May 13 @ 7:30 pm - 10:30 pm
France is home to the concept of terroir – the taste of a specific place – the combination of geography and season, history and culture, tradition and food that give the history of French cuisine with decades of experience in the kitchen to offer us a glimpse into the diverse flavours of France.
This April marks the 100th anniversary of the Battle of Vimy Ridge — immortalized in the memorial poem “In Flanders Fields” — a key moment in WWI that cemented the deep connections in French and Canadian history. It took place in Nord-Pas-de-Calais, the northernmost department in France, in between Belgium and the Pas-de-Calais (Straights of Dover), so it would not be any surprise to find English and Flemish influences in the local food.
The character and dialect of North got a boost from the popularity of a 2008 comedy“Bienvenue Chez les Ch’tis” (Welcome to the Sticks), which went on to become one of France’s most successful films, adding to the legacy of this part of France known for its coal mines, majestic buildings, grim weather and friendly people — a famous song says that the people here “have in their heart the sun they don’t have in the sky”. Beef, cheeses and beers feature prominently alongside fish from the La Manche (English Channel). Tonight Chantal shares a selection of the hearty dishes and specialties of this region.

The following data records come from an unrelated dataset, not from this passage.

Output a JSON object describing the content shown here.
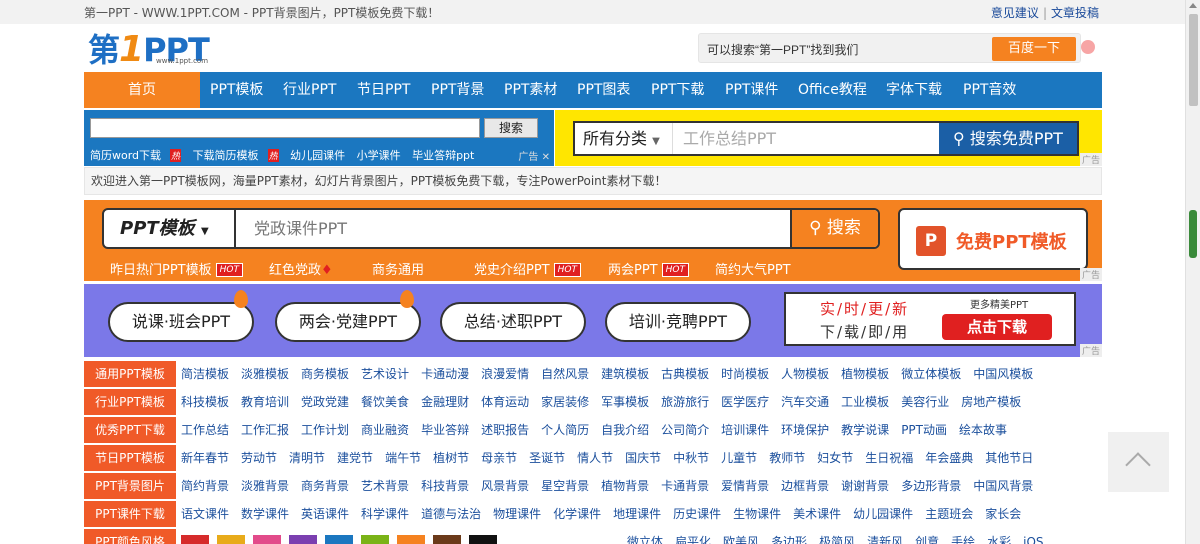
{
  "top": {
    "tagline": "第一PPT - WWW.1PPT.COM - PPT背景图片，PPT模板免费下载！",
    "feedback": "意见建议",
    "sep": "|",
    "submit": "文章投稿"
  },
  "logo": {
    "text_pre": "第",
    "text_one": "1",
    "text_post": "PPT",
    "small": "www.1ppt.com"
  },
  "header_search": {
    "placeholder": "可以搜索“第一PPT”找到我们",
    "button": "百度一下"
  },
  "nav": {
    "home": "首页",
    "items": [
      "PPT模板",
      "行业PPT",
      "节日PPT",
      "PPT背景",
      "PPT素材",
      "PPT图表",
      "PPT下载",
      "PPT课件",
      "Office教程",
      "字体下载",
      "PPT音效"
    ]
  },
  "ad_left": {
    "search_button": "搜索",
    "links": [
      "简历word下载",
      "下载简历模板",
      "幼儿园课件",
      "小学课件",
      "毕业答辩ppt"
    ],
    "hot": "热",
    "ad_label": "广告",
    "close": "✕"
  },
  "ad_right": {
    "category": "所有分类",
    "placeholder": "工作总结PPT",
    "button": "搜索免费PPT",
    "ad_label": "广告"
  },
  "welcome": "欢迎进入第一PPT模板网，海量PPT素材，幻灯片背景图片，PPT模板免费下载，专注PowerPoint素材下载！",
  "orange_banner": {
    "category": "PPT模板",
    "placeholder": "党政课件PPT",
    "search": "搜索",
    "free_logo": "P",
    "free": "免费PPT模板",
    "hot_badge": "HOT",
    "tags": [
      "昨日热门PPT模板",
      "红色党政",
      "商务通用",
      "党史介绍PPT",
      "两会PPT",
      "简约大气PPT"
    ],
    "ad_label": "广告"
  },
  "purple_banner": {
    "pills": [
      "说课·班会PPT",
      "两会·党建PPT",
      "总结·述职PPT",
      "培训·竞聘PPT"
    ],
    "line1": "实/时/更/新",
    "line2": "下/载/即/用",
    "more": "更多精美PPT",
    "download": "点击下载",
    "ad_label": "广告"
  },
  "categories": [
    {
      "label": "通用PPT模板",
      "links": [
        "简洁模板",
        "淡雅模板",
        "商务模板",
        "艺术设计",
        "卡通动漫",
        "浪漫爱情",
        "自然风景",
        "建筑模板",
        "古典模板",
        "时尚模板",
        "人物模板",
        "植物模板",
        "微立体模板",
        "中国风模板"
      ]
    },
    {
      "label": "行业PPT模板",
      "links": [
        "科技模板",
        "教育培训",
        "党政党建",
        "餐饮美食",
        "金融理财",
        "体育运动",
        "家居装修",
        "军事模板",
        "旅游旅行",
        "医学医疗",
        "汽车交通",
        "工业模板",
        "美容行业",
        "房地产模板"
      ]
    },
    {
      "label": "优秀PPT下载",
      "links": [
        "工作总结",
        "工作汇报",
        "工作计划",
        "商业融资",
        "毕业答辩",
        "述职报告",
        "个人简历",
        "自我介绍",
        "公司简介",
        "培训课件",
        "环境保护",
        "教学说课",
        "PPT动画",
        "绘本故事"
      ]
    },
    {
      "label": "节日PPT模板",
      "links": [
        "新年春节",
        "劳动节",
        "清明节",
        "建党节",
        "端午节",
        "植树节",
        "母亲节",
        "圣诞节",
        "情人节",
        "国庆节",
        "中秋节",
        "儿童节",
        "教师节",
        "妇女节",
        "生日祝福",
        "年会盛典",
        "其他节日"
      ]
    },
    {
      "label": "PPT背景图片",
      "links": [
        "简约背景",
        "淡雅背景",
        "商务背景",
        "艺术背景",
        "科技背景",
        "风景背景",
        "星空背景",
        "植物背景",
        "卡通背景",
        "爱情背景",
        "边框背景",
        "谢谢背景",
        "多边形背景",
        "中国风背景"
      ]
    },
    {
      "label": "PPT课件下载",
      "links": [
        "语文课件",
        "数学课件",
        "英语课件",
        "科学课件",
        "道德与法治",
        "物理课件",
        "化学课件",
        "地理课件",
        "历史课件",
        "生物课件",
        "美术课件",
        "幼儿园课件",
        "主题班会",
        "家长会"
      ]
    },
    {
      "label": "PPT颜色风格",
      "links": [
        "微立体",
        "扁平化",
        "欧美风",
        "多边形",
        "极简风",
        "清新风",
        "创意",
        "手绘",
        "水彩",
        "iOS"
      ]
    }
  ],
  "swatch_colors": [
    "#d62b2b",
    "#e8ab1a",
    "#e24b8a",
    "#7b3fb0",
    "#1b77c0",
    "#7ab317",
    "#f58220",
    "#6b3a1a",
    "#111111",
    "#ffffff"
  ]
}
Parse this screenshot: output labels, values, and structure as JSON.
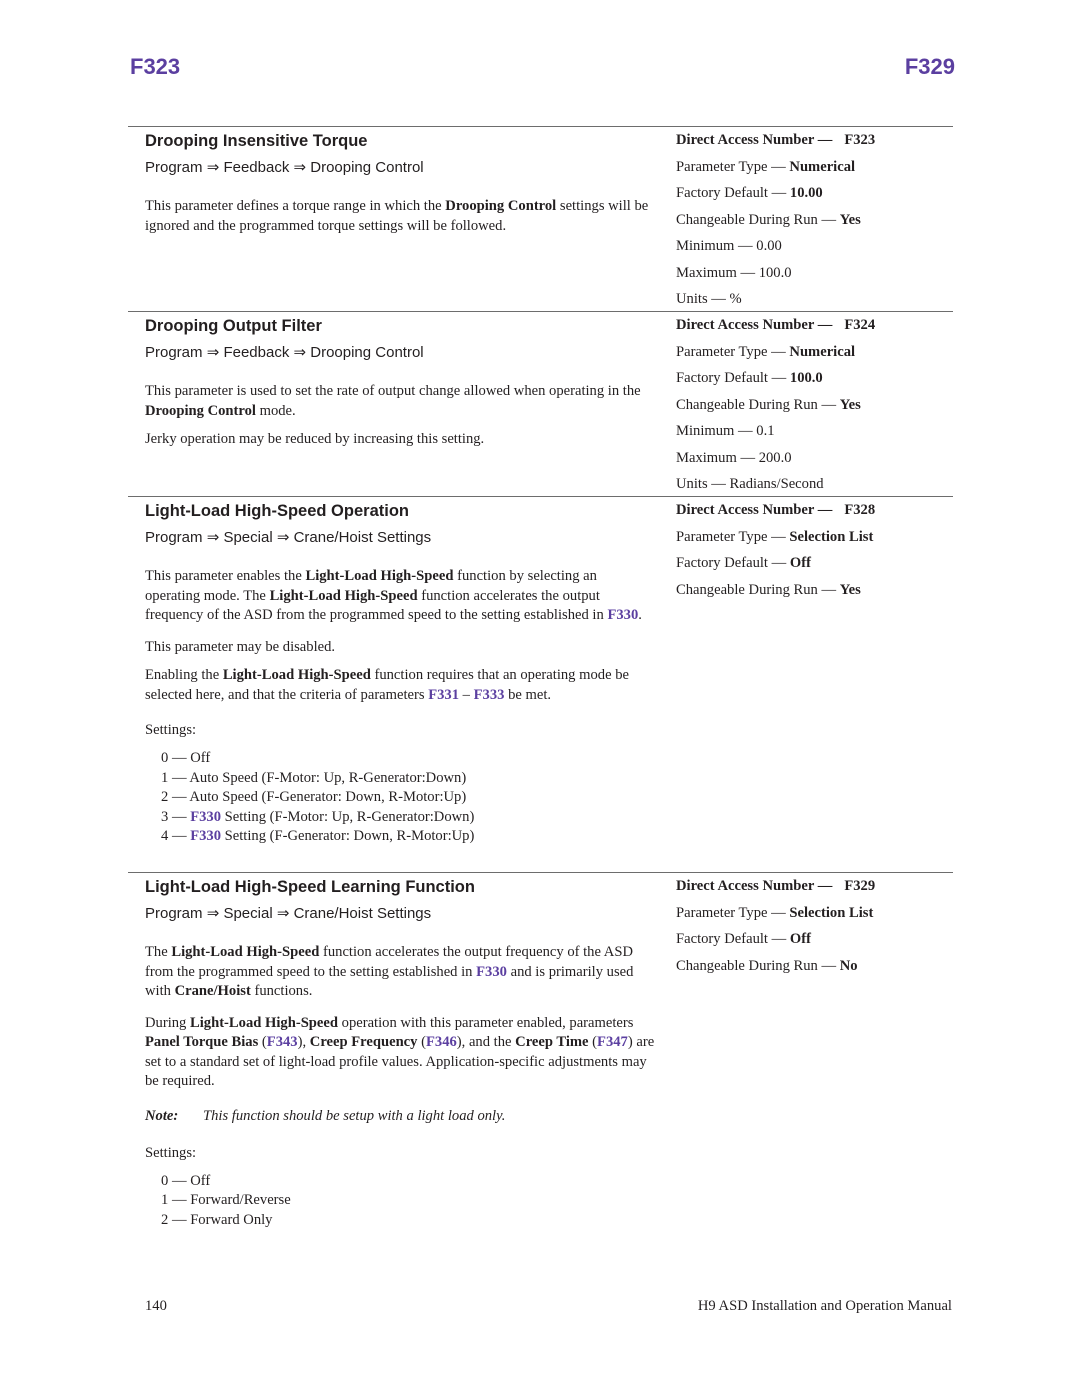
{
  "header": {
    "left_code": "F323",
    "right_code": "F329"
  },
  "colors": {
    "accent": "#5b3fa0",
    "text": "#231f20",
    "rule": "#6d6d6d"
  },
  "sections": [
    {
      "title": "Drooping Insensitive Torque",
      "path": [
        "Program",
        "Feedback",
        "Drooping Control"
      ],
      "path_sep": "⇒",
      "paragraphs": [
        {
          "p1": "This parameter defines a torque range in which the ",
          "b1": "Drooping Control",
          "p2": " settings will be ignored and the programmed torque settings will be followed."
        }
      ],
      "specs": {
        "dan_label": "Direct Access Number —",
        "dan": "F323",
        "type_label": "Parameter Type — ",
        "type": "Numerical",
        "default_label": "Factory Default — ",
        "default": "10.00",
        "run_label": "Changeable During Run — ",
        "run": "Yes",
        "min": "Minimum — 0.00",
        "max": "Maximum — 100.0",
        "units": "Units — %"
      }
    },
    {
      "title": "Drooping Output Filter",
      "path": [
        "Program",
        "Feedback",
        "Drooping Control"
      ],
      "paragraphs": [
        {
          "p1": "This parameter is used to set the rate of output change allowed when operating in the ",
          "b1": "Drooping Control",
          "p2": " mode."
        },
        {
          "p1": "Jerky operation may be reduced by increasing this setting."
        }
      ],
      "specs": {
        "dan_label": "Direct Access Number —",
        "dan": "F324",
        "type_label": "Parameter Type — ",
        "type": "Numerical",
        "default_label": "Factory Default — ",
        "default": "100.0",
        "run_label": "Changeable During Run — ",
        "run": "Yes",
        "min": "Minimum — 0.1",
        "max": "Maximum — 200.0",
        "units": "Units — Radians/Second"
      }
    },
    {
      "title": "Light-Load High-Speed Operation",
      "path": [
        "Program",
        "Special",
        "Crane/Hoist Settings"
      ],
      "paragraphs": [
        {
          "p1": "This parameter enables the ",
          "b1": "Light-Load High-Speed",
          "p2": " function by selecting an operating mode. The ",
          "b2": "Light-Load High-Speed",
          "p3": " function accelerates the output frequency of the ASD from the programmed speed to the setting established in ",
          "l1": "F330",
          "p4": "."
        },
        {
          "p1": "This parameter may be disabled."
        },
        {
          "p1": "Enabling the ",
          "b1": "Light-Load High-Speed",
          "p2": " function requires that an operating mode be selected here, and that the criteria of parameters ",
          "l1": "F331",
          "p3": " – ",
          "l2": "F333",
          "p4": " be met."
        }
      ],
      "settings_label": "Settings:",
      "settings": [
        {
          "prefix": "0 — ",
          "link": "",
          "text": "Off"
        },
        {
          "prefix": "1 — ",
          "link": "",
          "text": "Auto Speed (F-Motor: Up, R-Generator:Down)"
        },
        {
          "prefix": "2 — ",
          "link": "",
          "text": "Auto Speed (F-Generator: Down, R-Motor:Up)"
        },
        {
          "prefix": "3 — ",
          "link": "F330",
          "text": " Setting (F-Motor: Up, R-Generator:Down)"
        },
        {
          "prefix": "4 — ",
          "link": "F330",
          "text": " Setting (F-Generator: Down, R-Motor:Up)"
        }
      ],
      "specs": {
        "dan_label": "Direct Access Number —",
        "dan": "F328",
        "type_label": "Parameter Type — ",
        "type": "Selection List",
        "default_label": "Factory Default — ",
        "default": "Off",
        "run_label": "Changeable During Run — ",
        "run": "Yes"
      }
    },
    {
      "title": "Light-Load High-Speed Learning Function",
      "path": [
        "Program",
        "Special",
        "Crane/Hoist Settings"
      ],
      "paragraphs": [
        {
          "p1": "The ",
          "b1": "Light-Load High-Speed",
          "p2": " function accelerates the output frequency of the ASD from the programmed speed to the setting established in ",
          "l1": "F330",
          "p3": " and is primarily used with ",
          "b2": "Crane/Hoist",
          "p4": " functions."
        },
        {
          "p1": "During ",
          "b1": "Light-Load High-Speed",
          "p2": " operation with this parameter enabled, parameters ",
          "b2": "Panel Torque Bias",
          "p3": " (",
          "l1": "F343",
          "p4": "), ",
          "b3": "Creep Frequency",
          "p5": " (",
          "l2": "F346",
          "p6": "), and the ",
          "b4": "Creep Time",
          "p7": " (",
          "l3": "F347",
          "p8": ") are set to a standard set of light-load profile values. Application-specific adjustments may be required."
        }
      ],
      "note": {
        "label": "Note:",
        "text": "This function should be setup with a light load only."
      },
      "settings_label": "Settings:",
      "settings": [
        {
          "prefix": "0 — ",
          "text": "Off"
        },
        {
          "prefix": "1 — ",
          "text": "Forward/Reverse"
        },
        {
          "prefix": "2 — ",
          "text": "Forward Only"
        }
      ],
      "specs": {
        "dan_label": "Direct Access Number —",
        "dan": "F329",
        "type_label": "Parameter Type — ",
        "type": "Selection List",
        "default_label": "Factory Default — ",
        "default": "Off",
        "run_label": "Changeable During Run — ",
        "run": "No"
      }
    }
  ],
  "footer": {
    "page_number": "140",
    "manual_title": "H9 ASD Installation and Operation Manual"
  }
}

Welsh rarebit, as one might guess, originated in Wales, but has become something of a signature dish in the North of France, taking advantage of the excellent beers, bread and cheeses of the region… Strong cheese, mustard and beer are combined into a hearty sauce that is poured over bread and broiled until bubbling and golden.
Endives and Mimolette Velouté
Belgian farmers originally introduced endives (leaf chicory) to this region; the area is now the number one producer in the world. It is widely used: raw, boiled or grilled to enhance its slightly bitter but delicate taste. Here it is topped with a creamy velouté and Mimolette (literally ’half-soft’, mi-mou), one of the star local cow cheeses. Round and orange, this cheese shows its Dutch influences.
Herring Tartar and Beet Salad
Smoked or marinated, herring has long played an important role in the cuisine of the North of France, being nourishing and easy to preserve. This salad of herring tartar is served with sweet red beets, another famous local product.
Much like the classic boeuf bourguignon of the South, but made with the excellent beers of the area instead of wine, is it popular throughout Belgium and Holland. The Dutch played an important role in the European spice trade, so spices like cloves, nutmeg and anise appear in many cakes and cookies. Some traditional flamande recipes incorporate pieces of spiced gingerbread to add complexity and sweetness.
Chou Rouge à la Flamande
Red cabbage is slowly braised until meltingly tender, sometimes with a bit of apple and vinegar to enhance the sweet and sour flavour profile
Sorbet Café Chicory and Speculoos
It is said that “In the North there’s always a percolator on the fire” — « Dins ch’nord, y’a toudis eun’alambic sus ch’fû » in the local dialect — which speaks to both the ubiquity of the beverage and the culture of sharing a cup at any social opportunity (much like tea in England). When Napoleonic France could not receive coffee from its colonies due to the British blockade, roasted chicory root was a common substitute. It is still widely consumed, blended with or instead of coffee, for a lighter beverage that helps with digestion. This coffee & chicory sorbet is a delightful palate cleanser, served with Speculoos, a crunchy little spice cookie popular throughout Flanders, Belgium and the Netherlands.
Tarte au Sucre
An iconic dessert from the area is sugar pie — much like what we in Ontario know as a butter tart, and a treat that is still popular throughout Quebec — but traditionally made with vergeoise (or cassonade), a special brown sugar made from beets; another Napoleonic innovation
Chantal Véchambre, originally from Paris, is a chef certified in both French cuisine and pastry-chocolate. In 2005 she moved to New Brunswick where she began her own business as caterer. Her independent research in culinary history led her to the Fortress of Louisbourg (Nova Scotia), a National Historic Site of Canada, where she developed new recipes for the site’s restaurant, and culinary workshops to the public, inspired by the 18th century recipes. She wrote the award-winning book French Taste in Atlantic Canada, 1604-1758, A gastronomic history (CBU Press), featuring ingredients and recipes of the colonial period. Now established in Toronto, she pursues food writing and cooking ventures about French cuisine: supper clubs, events, private and corporate catering, as well as ongoing research into Canadian and French culinary history.
Every weekend The Depanneur invites an amateur or professional guest chef to host a fun, informal dinner party.